The Group of Twenty (G-20) Finance Ministers and Central Bank Governors was established in 1999 to bring together systemically important industrialized and developing economies to discuss key issues in the global economy. The inaugural meeting of the G-20 took place in Berlin, on December 1516, 1999, hosted by German and Canadian finance ministers.
The G-20 is an informal forum that promotes open and constructive discussion between industrial and emerging-market countries on key issues related to global economic stability. By contributing to the strengthening of the international financial architecture and providing opportunities for dialogue on national policies, international co-operation, and international financial institutions, the G-20 helps to support growth and development across the globe.
The G-20 was created as a response both to the financial crises of the late 1990s and to a growing recognition that key emerging-market countries were not adequately included in the core of global economic discussion and governance.
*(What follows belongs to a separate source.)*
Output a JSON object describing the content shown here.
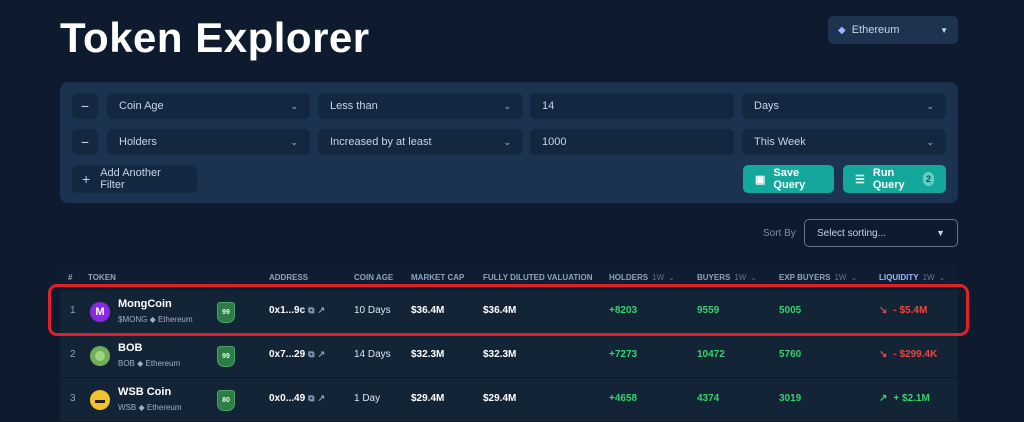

The G-20 is made up of the finance ministers and central bank governors of 19 countries:
Argentina, Australia , Brazil, Canada, China, France, Germany, India, Indonesia, Italy, Japan, Mexico, Russia, Saudi Arabia, South Africa, South Korea, Turkey, United Kingdom and the United States of America.
The European Union, who is represented by the rotating Council presidency and the European Central Bank, is the 20th member of the G-20. To ensure global economic fora and institutions work together, the Managing Director of the International Monetary Fund (IMF) and the President of the World Bank, plus the chairs of the International Monetary and Financial Committee and Development Committee of the IMF and World Bank, also participate in G-20 meetings on an ex-officio basis. The G-20 thus brings together important industrial and emerging-market countries from all regions of the world. Together, member countries represent around 90 per cent of global gross national product, 80 per cent of world trade (including EU intra-trade) as well as two-thirds of the world's population. The G-20's economic weight and broad membership gives it a high degree of legitimacy and influence over the management of the global economy and financial system.